Two days of bench-sleeping wiped me out and I crashed in some kids bedroom and slept black sleep for at least ten hours.

September 17, 2006 "50 in the Clip"

09/17/2006 Big Daddy's - Tallahasee, FL
Other bands: Lola Ray

Whether or not it was the best idea I ever had, I went with Angelique to a porn mart down the street from the club in Tallahassee. It was a cheeky thing to do, completely in risque fun and with a veritable stranger (albeit a good looking one), though she had made it clear to me that at any time I wanted to ditch the scene, and for that matter our clothes, she would accomodate.

And I entertained the idea, if only at arms length, chewing on it like a warm rubber band. Having a kid does things to certain aspects of life at home. This could have been a perfect storm.
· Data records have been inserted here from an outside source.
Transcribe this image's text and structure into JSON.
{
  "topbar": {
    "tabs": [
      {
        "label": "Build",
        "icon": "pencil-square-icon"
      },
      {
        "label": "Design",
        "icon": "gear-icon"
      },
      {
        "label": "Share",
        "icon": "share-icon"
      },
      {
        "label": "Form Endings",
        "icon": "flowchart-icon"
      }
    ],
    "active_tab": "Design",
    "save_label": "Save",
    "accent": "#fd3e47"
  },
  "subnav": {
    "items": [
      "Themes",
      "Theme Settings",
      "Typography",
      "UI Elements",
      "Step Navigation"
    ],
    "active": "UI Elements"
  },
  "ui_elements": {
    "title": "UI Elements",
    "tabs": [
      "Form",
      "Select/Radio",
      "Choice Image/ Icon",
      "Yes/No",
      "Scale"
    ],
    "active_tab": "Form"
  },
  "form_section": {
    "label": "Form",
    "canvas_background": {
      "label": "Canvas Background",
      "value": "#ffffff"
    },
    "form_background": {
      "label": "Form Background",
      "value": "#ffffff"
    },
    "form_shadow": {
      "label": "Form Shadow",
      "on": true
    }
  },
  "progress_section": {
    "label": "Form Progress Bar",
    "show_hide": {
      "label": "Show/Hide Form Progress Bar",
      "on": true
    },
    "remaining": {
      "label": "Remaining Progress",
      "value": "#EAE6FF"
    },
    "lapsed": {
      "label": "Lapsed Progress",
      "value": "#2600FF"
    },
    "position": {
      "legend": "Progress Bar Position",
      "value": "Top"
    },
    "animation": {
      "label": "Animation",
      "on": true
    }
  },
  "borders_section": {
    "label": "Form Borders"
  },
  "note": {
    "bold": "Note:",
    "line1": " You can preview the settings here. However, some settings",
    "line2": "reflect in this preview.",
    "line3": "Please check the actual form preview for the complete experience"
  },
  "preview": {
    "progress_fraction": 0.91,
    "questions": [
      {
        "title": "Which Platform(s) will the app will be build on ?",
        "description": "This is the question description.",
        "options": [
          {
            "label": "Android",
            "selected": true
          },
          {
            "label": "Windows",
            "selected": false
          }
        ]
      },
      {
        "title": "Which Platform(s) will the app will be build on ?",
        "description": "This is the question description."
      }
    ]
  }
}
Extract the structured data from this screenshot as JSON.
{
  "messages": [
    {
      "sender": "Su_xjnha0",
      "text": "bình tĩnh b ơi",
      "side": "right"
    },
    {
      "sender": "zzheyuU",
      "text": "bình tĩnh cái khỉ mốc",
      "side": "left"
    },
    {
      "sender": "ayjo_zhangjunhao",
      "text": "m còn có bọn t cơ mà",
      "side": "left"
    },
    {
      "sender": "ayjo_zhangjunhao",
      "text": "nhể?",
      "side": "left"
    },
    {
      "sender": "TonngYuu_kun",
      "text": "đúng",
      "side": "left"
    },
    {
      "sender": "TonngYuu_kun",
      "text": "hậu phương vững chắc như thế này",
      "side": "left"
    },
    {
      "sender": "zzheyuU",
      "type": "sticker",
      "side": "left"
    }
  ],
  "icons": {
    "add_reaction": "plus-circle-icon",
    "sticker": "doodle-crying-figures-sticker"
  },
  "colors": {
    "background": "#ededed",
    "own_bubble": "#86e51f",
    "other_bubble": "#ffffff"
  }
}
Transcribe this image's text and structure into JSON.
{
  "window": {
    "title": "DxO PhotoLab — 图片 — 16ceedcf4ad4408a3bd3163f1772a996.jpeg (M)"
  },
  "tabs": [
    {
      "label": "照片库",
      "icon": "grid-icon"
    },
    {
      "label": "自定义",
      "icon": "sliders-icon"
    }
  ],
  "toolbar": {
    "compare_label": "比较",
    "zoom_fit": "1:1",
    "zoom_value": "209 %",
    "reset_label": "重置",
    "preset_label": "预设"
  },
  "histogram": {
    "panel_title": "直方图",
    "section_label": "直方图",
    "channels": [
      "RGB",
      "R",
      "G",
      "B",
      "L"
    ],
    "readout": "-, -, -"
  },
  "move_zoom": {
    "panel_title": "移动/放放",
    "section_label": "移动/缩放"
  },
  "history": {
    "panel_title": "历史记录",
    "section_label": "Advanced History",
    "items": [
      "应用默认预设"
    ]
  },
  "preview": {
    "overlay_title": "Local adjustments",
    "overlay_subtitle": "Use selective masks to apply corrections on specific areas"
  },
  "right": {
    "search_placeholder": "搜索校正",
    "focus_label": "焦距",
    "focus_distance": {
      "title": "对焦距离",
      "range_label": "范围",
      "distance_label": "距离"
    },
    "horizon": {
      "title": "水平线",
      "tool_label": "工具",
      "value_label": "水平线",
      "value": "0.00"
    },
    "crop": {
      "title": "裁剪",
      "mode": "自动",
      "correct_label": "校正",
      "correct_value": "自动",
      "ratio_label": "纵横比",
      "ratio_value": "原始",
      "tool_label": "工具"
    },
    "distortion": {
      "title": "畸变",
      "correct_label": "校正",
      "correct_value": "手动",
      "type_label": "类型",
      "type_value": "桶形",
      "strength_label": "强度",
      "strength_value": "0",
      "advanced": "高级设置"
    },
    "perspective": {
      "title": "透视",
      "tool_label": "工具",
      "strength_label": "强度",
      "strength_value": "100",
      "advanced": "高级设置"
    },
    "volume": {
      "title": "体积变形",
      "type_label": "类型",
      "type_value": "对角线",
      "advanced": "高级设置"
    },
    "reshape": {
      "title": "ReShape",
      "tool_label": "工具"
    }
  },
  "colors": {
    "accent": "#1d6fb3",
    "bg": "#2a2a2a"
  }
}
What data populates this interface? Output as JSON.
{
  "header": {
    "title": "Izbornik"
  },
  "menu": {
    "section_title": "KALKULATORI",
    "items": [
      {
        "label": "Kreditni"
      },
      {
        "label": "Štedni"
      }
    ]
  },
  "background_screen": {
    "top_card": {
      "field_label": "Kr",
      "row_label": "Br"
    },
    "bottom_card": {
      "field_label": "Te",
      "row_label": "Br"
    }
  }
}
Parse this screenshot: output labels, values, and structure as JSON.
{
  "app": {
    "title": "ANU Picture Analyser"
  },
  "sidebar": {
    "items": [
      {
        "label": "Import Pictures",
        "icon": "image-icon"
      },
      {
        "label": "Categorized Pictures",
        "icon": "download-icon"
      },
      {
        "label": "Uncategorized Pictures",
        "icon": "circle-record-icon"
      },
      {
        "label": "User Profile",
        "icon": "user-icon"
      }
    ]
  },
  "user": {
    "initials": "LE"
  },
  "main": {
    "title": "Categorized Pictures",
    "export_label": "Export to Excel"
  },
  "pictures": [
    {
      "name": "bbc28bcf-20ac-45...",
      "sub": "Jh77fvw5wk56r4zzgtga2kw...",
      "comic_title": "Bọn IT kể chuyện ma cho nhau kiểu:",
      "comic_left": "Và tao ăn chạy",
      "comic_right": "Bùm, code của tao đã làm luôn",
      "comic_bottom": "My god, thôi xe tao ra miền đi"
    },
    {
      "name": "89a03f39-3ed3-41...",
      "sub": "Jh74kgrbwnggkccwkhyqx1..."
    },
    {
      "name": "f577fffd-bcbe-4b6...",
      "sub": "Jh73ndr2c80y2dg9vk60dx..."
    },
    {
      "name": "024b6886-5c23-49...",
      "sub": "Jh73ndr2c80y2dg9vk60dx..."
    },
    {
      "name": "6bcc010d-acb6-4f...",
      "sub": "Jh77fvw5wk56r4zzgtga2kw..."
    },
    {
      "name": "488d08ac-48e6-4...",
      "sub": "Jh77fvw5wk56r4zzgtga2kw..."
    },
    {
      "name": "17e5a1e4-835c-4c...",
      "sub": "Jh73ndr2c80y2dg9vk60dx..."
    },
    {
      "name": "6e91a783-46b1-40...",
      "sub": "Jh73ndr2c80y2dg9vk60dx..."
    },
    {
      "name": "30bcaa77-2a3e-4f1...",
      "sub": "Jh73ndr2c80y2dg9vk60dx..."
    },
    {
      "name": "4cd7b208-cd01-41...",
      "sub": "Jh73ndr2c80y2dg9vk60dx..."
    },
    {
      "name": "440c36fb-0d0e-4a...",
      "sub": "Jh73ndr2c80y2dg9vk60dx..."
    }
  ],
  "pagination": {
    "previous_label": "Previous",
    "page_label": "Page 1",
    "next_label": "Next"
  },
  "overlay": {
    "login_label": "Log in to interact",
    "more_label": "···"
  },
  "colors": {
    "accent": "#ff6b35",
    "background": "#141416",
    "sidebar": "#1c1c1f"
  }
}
Ultimately, I never acted on any such urges. It was a short diversion and a ninety-second walk up the sidewalk to break the drudge of tour and even though I did feel a bit guilty about the whole ordeal, I was able to rationalize it by saying I ultimately never acted on any such urges. I merely danced around the flame, that's all. It was a game.

It did, however, cause me to wonder if I had opened a proverbial little red door, and maybe the next time I'd find myself in a similar situation I'd subsequently find myself on a dark van bench drenched in the smell of legs and hair with a stomach full of regret I'd have to drink away.

I put it out of my mind and Angelique left without incident.

Besides, my sex was on the stage. Maybe it was no coincidence that I now wore black gloves onstage, "rapist gloves" as some of the other guys used to call them. Performances were anymore a giant hatefuck directed in the direction of the smalls seas of apathetic faces dotting the lonely 200-cap landscapes we found ourselves in night after night.

I never turned my back on the audience anymore. They were a spotty wall of flesh that I constantly pushed against. And the more I did it, the more they seemed to pay attention.

If performing the way I did was a felonious offense, I'd just tell the cops "they asked for it."